Paragraphs 17 and 18 of schedule 1 provide for the ESA to send an annual report to the Department of Education and the Department for Employment and Learning and for the laying of that report in the Assembly. They also provide for such other reports and returns that the Department of Education and the Department for Employment and Learning may reasonably require. Again, Members who were present last week indicated that they were content with those paragraphs.
Paragraph 19 would add the ESA to a list of organisations whose members are disqualified from serving as MLAs. Members will recall that the Committee sought legal advice on that, which it considered at its meeting on 27 May. At last week’s meeting, Members were encouraged to refresh their knowledge of that legal advice. Copies of it are available if Members do not have a copy in front of them.

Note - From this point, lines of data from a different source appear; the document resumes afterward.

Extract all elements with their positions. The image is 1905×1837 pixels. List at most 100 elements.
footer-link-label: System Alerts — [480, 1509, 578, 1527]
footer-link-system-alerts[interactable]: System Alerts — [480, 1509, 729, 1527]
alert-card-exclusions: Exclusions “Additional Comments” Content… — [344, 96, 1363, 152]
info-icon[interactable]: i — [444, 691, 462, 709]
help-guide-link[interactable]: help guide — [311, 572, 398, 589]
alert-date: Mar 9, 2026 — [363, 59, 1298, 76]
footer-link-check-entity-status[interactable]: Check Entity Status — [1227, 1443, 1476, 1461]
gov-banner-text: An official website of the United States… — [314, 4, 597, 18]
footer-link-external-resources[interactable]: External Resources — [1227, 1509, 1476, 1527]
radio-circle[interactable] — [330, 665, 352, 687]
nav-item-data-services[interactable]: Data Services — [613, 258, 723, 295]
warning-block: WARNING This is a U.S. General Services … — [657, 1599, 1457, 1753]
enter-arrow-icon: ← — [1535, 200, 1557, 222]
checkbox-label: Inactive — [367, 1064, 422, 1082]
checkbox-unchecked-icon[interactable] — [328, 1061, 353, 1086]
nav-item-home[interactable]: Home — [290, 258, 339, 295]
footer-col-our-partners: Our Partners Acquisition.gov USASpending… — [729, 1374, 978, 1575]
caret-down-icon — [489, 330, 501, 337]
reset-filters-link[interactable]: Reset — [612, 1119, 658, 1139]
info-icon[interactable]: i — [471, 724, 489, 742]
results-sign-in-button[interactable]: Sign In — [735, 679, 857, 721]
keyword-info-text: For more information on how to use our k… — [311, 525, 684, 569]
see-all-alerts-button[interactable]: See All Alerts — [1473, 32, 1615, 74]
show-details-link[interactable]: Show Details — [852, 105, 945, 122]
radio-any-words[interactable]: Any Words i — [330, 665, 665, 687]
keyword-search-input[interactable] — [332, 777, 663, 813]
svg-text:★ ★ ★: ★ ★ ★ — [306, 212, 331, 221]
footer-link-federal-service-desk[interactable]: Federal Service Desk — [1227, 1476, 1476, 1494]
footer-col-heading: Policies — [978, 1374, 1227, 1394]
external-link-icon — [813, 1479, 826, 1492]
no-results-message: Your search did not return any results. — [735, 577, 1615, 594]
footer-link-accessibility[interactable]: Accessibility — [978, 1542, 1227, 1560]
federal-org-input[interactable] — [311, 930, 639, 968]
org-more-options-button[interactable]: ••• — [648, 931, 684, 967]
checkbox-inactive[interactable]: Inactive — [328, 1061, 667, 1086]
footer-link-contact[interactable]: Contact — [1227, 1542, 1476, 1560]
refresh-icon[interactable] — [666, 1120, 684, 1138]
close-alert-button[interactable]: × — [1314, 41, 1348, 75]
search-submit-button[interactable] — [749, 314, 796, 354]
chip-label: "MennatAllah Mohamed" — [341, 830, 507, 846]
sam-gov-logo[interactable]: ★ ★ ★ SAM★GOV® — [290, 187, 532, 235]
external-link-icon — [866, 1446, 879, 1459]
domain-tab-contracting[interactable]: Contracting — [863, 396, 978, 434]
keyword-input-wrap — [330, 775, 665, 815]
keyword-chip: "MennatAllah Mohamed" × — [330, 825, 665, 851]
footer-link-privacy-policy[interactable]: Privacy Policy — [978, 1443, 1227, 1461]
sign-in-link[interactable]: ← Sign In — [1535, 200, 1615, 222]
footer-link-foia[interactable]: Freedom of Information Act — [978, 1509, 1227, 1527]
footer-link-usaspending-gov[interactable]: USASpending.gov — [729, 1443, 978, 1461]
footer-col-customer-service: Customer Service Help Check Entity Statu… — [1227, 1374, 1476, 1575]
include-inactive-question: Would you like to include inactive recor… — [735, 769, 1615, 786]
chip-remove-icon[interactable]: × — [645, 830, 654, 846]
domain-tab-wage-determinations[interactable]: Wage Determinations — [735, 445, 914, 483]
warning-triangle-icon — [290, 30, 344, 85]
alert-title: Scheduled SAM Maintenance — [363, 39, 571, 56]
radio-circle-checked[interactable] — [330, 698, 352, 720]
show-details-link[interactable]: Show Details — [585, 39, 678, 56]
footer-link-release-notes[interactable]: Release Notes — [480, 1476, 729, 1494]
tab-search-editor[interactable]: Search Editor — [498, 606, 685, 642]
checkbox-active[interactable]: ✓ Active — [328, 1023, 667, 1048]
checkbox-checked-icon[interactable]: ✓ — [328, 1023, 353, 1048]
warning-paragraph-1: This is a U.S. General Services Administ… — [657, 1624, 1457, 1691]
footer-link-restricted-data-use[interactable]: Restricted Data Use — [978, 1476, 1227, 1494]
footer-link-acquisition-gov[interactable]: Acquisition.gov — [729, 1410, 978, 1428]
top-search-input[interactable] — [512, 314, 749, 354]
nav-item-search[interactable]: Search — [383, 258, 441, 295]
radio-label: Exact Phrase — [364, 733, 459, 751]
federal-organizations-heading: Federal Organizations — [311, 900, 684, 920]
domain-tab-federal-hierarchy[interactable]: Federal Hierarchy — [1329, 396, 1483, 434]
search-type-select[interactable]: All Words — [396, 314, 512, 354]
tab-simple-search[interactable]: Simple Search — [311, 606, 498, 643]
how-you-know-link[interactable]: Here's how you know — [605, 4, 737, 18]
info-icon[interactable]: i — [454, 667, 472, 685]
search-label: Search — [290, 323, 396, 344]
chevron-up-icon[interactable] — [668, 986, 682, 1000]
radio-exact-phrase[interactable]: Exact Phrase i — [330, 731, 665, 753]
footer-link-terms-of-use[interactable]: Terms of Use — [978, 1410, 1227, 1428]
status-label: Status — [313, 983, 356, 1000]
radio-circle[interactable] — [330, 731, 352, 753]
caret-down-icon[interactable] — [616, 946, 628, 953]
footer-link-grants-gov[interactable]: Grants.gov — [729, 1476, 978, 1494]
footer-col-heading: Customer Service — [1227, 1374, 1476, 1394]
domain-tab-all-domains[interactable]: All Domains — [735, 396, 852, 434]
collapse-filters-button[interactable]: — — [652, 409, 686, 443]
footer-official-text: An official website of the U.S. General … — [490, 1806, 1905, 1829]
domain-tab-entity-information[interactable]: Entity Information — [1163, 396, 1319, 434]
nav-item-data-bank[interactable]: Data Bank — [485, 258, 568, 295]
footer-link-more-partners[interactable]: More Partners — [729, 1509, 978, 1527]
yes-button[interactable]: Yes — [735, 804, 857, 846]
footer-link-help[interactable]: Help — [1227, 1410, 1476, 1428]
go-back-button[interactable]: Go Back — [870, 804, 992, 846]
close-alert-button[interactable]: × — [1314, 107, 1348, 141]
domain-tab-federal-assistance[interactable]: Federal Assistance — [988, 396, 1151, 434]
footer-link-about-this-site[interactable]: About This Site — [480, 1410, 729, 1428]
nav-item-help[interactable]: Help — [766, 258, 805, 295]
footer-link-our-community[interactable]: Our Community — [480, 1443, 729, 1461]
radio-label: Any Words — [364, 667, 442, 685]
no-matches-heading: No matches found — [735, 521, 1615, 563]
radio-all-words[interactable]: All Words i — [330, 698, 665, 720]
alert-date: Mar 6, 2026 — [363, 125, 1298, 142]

As I understand it, the legal advice was that without paragraph 19 there would be no legal impediment. The legal advice on conflict of interest was broadly that an MLA declaring his or her membership of the ESA might be compared to an MLA declaring his or her membership of an education and library board. The question is whether the overarching nature of the ESA makes a difference. Do Members consider that a declaration of interest is sufficient, or would it be preferable to rule out the possibility of such conflicts of interest arising, as paragraph 19 would do? What are Members views on that? Were any views expressed on it last week?
Miss McIlveen:
The Committee was mindful that many members were absent, so it felt that it would be better to return to the matter at today’s meeting.
The Chairperson:
Rather than open up that discussion now, perhaps it would be better and wiser to make this the finishing point for today and pick the issue up again at a later meeting. I am minded to say that Friday’s meeting might last a lot longer than planned. If members can stay for longer on Friday, we will arrange a working lunch and continue to work our way through the legislation. We might also have to look at scheduling additional meetings. Therefore, are members happy if we stop at paragraph 19?
Members indicated assent.
Mr O’Dowd:
It is worth pointing out what was said earlier about how the ESA board will have an intensive workload and will require more members. I cannot imagine how any MLA thinks that he or she would have the time to sit on it.
Mr Poots:
They probably would not have the time. I do not think that it would be wise for MLAs to sit on the board of the ESA, but should they be excluded from doing so?
The Chairperson:
This is a personal anecdote: I remember that when I was a member of the Fire Authority for Northern Ireland, I had to resign in order to stand as an elected Member of the Assembly. I did not see that as being incompatible for the simple reason that I felt that one was becoming a part of a body which, through the Committee structures, has the power to oversee the work of the Department of Health, Social Services and Public Safety, to which the Fire Authority was accountable. I did not see an issue around that. However, other members might have different views.
Mr Lunn:
I cannot help thinking that, given the present circumstances and the quite unjustified discussions about double and triple jobbing, the Committee would look a bit foolish if it insisted on a change to legislation to allow MLAs to take on a very onerous extra position. On a practical level, it seems inconceivable to me.
The Chairperson:
We will draw this meeting to a conclusion, and I thank Chris and Jeff for attending.